What is the error on first run? Additionally, you’re not conditionally checking for an error on that log, nor are you logging it as an error.

My guess is that if your error isn’t being thrown inside your app itself, then loggedUser.email may be nullish.

If it’s not nullish, then your query may be having issues, which would then point to your issue being server-side, not client-side.
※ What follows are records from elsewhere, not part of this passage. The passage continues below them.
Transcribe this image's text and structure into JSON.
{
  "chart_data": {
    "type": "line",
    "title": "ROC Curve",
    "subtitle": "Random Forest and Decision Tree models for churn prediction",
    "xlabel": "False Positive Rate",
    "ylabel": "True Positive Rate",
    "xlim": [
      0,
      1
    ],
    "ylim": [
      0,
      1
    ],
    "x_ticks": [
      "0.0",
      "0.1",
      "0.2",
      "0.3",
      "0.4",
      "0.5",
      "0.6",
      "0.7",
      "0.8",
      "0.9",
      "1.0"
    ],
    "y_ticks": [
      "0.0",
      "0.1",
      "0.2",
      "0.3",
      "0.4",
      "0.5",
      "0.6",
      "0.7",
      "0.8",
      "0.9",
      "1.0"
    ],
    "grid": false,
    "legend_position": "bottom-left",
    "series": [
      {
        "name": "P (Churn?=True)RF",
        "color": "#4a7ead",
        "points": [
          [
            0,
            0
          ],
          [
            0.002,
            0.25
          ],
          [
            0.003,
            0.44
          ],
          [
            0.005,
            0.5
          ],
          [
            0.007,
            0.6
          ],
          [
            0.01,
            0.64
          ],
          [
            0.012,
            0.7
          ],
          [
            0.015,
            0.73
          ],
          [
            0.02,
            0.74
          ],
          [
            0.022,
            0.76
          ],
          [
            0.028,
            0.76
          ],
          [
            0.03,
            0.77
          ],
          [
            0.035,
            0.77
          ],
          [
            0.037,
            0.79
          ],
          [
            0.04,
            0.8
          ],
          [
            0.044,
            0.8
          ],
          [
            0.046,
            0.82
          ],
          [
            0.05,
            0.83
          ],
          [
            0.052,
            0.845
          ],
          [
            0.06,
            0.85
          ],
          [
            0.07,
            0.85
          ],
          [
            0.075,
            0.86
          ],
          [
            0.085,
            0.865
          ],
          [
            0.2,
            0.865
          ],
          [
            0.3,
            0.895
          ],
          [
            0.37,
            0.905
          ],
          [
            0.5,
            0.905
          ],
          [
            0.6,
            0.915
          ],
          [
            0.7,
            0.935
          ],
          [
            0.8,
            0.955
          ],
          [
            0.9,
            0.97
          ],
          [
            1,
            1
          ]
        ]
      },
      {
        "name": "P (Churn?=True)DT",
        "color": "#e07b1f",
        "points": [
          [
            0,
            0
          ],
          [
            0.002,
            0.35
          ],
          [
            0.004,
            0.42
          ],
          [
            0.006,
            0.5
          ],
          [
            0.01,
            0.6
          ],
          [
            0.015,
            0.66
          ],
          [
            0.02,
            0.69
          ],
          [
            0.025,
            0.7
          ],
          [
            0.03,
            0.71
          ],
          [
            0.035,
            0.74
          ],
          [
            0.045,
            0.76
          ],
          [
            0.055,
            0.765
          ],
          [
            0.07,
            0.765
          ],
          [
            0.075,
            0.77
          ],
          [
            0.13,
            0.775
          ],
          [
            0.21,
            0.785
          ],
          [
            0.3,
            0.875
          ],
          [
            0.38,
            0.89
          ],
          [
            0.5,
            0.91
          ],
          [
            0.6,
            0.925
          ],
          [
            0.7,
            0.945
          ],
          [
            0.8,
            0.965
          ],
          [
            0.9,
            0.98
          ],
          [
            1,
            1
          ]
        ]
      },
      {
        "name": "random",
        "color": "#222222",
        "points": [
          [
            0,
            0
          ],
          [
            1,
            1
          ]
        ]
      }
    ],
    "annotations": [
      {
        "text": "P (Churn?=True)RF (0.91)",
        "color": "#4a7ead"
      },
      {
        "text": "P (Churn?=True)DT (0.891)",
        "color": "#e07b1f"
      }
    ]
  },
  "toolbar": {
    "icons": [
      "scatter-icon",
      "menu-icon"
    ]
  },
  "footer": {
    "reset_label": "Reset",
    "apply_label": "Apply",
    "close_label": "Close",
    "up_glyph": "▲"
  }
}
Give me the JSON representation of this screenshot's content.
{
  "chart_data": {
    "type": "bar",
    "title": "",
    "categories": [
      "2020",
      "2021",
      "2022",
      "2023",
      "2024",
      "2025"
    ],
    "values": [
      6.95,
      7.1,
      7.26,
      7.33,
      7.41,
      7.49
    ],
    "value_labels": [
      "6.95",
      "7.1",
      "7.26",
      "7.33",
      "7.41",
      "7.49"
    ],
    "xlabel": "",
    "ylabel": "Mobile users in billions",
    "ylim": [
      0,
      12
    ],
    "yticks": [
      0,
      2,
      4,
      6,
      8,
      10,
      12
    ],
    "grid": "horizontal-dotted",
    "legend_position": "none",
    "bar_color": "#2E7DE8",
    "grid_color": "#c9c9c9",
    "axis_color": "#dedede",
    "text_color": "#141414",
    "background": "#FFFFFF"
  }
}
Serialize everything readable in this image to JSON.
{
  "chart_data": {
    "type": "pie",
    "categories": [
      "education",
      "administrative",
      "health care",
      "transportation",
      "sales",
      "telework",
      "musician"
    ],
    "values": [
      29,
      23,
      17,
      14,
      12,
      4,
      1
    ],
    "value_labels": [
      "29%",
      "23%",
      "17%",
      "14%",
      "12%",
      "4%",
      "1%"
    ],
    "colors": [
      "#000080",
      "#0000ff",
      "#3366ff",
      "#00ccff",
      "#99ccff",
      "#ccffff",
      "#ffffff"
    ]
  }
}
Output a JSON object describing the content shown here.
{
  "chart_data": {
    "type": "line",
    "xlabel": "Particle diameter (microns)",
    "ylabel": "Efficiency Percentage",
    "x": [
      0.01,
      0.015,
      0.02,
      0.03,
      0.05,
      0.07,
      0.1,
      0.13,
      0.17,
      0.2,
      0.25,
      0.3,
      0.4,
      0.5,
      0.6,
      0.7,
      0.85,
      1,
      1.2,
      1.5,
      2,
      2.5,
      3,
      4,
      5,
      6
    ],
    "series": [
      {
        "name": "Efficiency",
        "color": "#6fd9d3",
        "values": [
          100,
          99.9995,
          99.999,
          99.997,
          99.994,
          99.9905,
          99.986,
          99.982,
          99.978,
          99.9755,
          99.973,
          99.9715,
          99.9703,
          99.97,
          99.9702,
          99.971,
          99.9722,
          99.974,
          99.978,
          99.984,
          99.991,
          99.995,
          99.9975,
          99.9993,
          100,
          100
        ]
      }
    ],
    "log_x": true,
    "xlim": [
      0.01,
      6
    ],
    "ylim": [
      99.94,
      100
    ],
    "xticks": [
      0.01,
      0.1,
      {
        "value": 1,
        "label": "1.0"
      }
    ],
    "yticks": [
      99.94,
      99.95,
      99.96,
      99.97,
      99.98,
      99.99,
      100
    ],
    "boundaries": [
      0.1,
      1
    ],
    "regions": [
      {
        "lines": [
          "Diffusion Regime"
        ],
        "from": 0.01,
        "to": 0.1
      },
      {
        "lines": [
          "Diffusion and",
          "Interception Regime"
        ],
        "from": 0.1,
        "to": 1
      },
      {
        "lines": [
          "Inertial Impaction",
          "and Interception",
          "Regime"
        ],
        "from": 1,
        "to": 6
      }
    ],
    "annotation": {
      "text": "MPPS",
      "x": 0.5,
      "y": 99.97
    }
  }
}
I can confirm that loggedUser.email is not null when the query is executed. The Apollo server is returning an auth error because when querying users you have to be that specific user OR an admin. Both those permissions are determined based on the authorization header that is set inside withApollo.js. The issue is that after signed-in.js redirects the cookie storing the auth token is null? Which is weird because before the redirects and on refresh it is NOT null. I think what I’m seeing is something very similar to SSR - Send request with cookie from apollo client with Next.js · Issue #5089 · apollographql/apollo-client · GitHub.

For now my workaround until I solve the issue or the ?bug? is fixed is to set a cookie of something like “didDBUserFetchFail” to 1 if it fails and then 0 if it does not fail…then if there was an auth error and the cookie is 0 then reload the page. It is super dirty but at least it works for now.